While speaking at the World Economic Forum in Davos, communist China’s President Xi Jinping warned the West of its “arrogant isolationism” and the possibility of a “new Cold War.”
It is understood that Microsoft confirmed their platform was attacked by Hafnium, a hacker group that is said to have connections to the Chinese Communist regime. (Image: pixabay / CC0 1.0)

Chinese hacking through Hafnium

It is understood that Microsoft confirmed their platform was attacked by Hafnium, a hacker group that is said to have connections to the Chinese Communist regime, after the prominent Taiwanese cyber-researcher Cheng-Da Tsai identified the source of the breach and reported it to Microsoft in January. 

Microsoft, which has been operating in China since 1992 and runs an artificial intelligence research unit there, described the China-based Hafnium group as “state-sponsored.”

Microsoft was infiltrated in January 2021 after Hafnium used an advanced persistent threat (APT), a national-level tech attack created by gaining access to the popular business applications on Microsoft’s Exchange Server through four security gaps in the software.

APT works by sitting silently inside the networks and accessing data to hold companies and their business operations for ransom. On March 2, Microsoft publicized the hack and said it had created patches that should be downloaded as a matter of urgency. 

In the U.S, organizations — ranging from local governments, think tanks, academic institutions, infectious disease researchers, law firms, and defense contractors — have all been targeted, with 30,000 businesses affected. Microsoft Outlook users said they received an unexpected email, as the attackers used unauthorized access to email contacts in a way that looked legitimate.

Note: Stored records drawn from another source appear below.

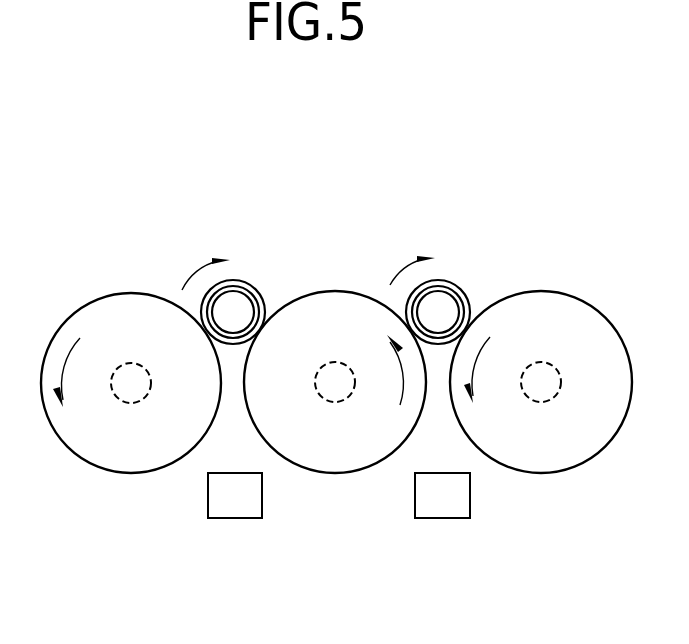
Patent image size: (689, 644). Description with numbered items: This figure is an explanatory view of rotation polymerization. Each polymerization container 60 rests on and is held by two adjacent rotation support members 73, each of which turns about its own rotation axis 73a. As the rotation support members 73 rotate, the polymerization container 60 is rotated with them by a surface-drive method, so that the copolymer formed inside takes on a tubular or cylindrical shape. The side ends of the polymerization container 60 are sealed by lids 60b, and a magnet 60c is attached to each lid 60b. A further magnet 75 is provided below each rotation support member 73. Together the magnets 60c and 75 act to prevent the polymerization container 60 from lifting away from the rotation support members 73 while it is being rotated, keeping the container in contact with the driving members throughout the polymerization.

The polymerization container 60 is at (252, 270).
The lid 60b is at (256, 298).
The magnet 60c is at (255, 309).
The rotation support member 73 is at (85, 462).
The rotation axis 73a is at (137, 403).
The magnet 75 is at (236, 518).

Microsoft said that it ‘continues to see multiple actors taking advantage of unpatched systems to attack organizations with on-premises exchange servers.’ (Image: Screenshot / YouTube)

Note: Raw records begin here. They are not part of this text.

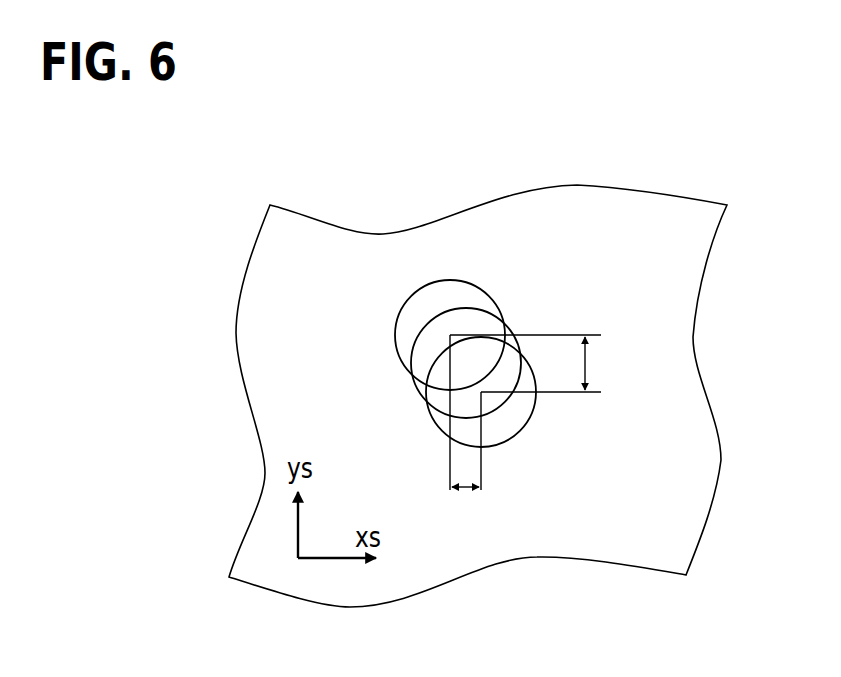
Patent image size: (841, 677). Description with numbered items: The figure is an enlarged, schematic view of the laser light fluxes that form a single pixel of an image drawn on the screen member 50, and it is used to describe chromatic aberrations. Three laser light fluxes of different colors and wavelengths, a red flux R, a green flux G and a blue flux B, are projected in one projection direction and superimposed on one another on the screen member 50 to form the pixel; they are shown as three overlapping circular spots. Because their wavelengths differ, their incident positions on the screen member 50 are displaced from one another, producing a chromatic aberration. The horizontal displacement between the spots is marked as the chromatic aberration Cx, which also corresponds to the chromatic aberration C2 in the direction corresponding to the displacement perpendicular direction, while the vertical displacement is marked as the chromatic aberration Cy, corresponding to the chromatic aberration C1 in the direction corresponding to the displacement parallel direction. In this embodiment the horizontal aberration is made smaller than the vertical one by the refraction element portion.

The screen member 50 is at (565, 184).
The red laser light flux R is at (450, 335).
The green laser light flux G is at (466, 363).
The blue laser light flux B is at (481, 392).
The chromatic aberration in the direction corresponding to the displacement parallel C1 is at (468, 431).
The chromatic aberration in the direction corresponding to the displacement perpendi C2 is at (557, 363).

On March 8, Microsoft said that it “continues to see multiple actors taking advantage of unpatched systems to attack organizations with on-premises exchange servers.” The U.S. took the hard line of implementing emergency powers to insist that government agencies update their Microsoft server patches, taking the unusual step of publicly tweeting the message in an effort to highlight the urgency.

Hafnium hack paved way for other hacking groups

The initial hacking by Hafnium paved the way for other hacker groups to work on exploiting the unresolved security flaws before security patches were released.

According to Wired, it is physical servers rather than cloud-based virtual servers being targeted, as hackers scanned the servers and “planted a ‘web shell’ — a remotely accessible, web-based backdoor foothold — on the exchange servers they exploited.” They could snoop on the target machines and use them to work their way around other computers on the same server network.

Speaking to Times Radio on March 15, founding CEO Ciaran Martin, who left NCSC in August 2020 to join the Blavatnik School of Management at Oxford University, revealed: “Britain’s policy towards China [is] confusing.” He was nodding toward the former inward investment policies by former Chancellor George Osborne to allow China to pour money into the UK.

In 2015, the BBC reported that Prime Minister Cameron had allowed his chancellor to dictate policy and that the cabinet was “being dragged along” following “Osborne doctrine.” Under the Conservative-Liberal Democrat coalition government, China had invested “£1 billion towards the regeneration of the Royal Docks in the East End, £800 million for the Airport City project in Manchester, and £790 million for the redevelopment of the Nine Elms zone in Battersea.”

Professor Martin believes that “Britain must make tough choices” very soon as China is perceived as a “strategic competitor” and that ministers who went along with the “so-called golden era” at the time were getting cold feet.

Meanwhile, Paul Chichester, director of operations at NCSC, asked British businesses to install all Microsoft security patches, be aware of how ransomware presents itself, and report any hacks to the NCSC.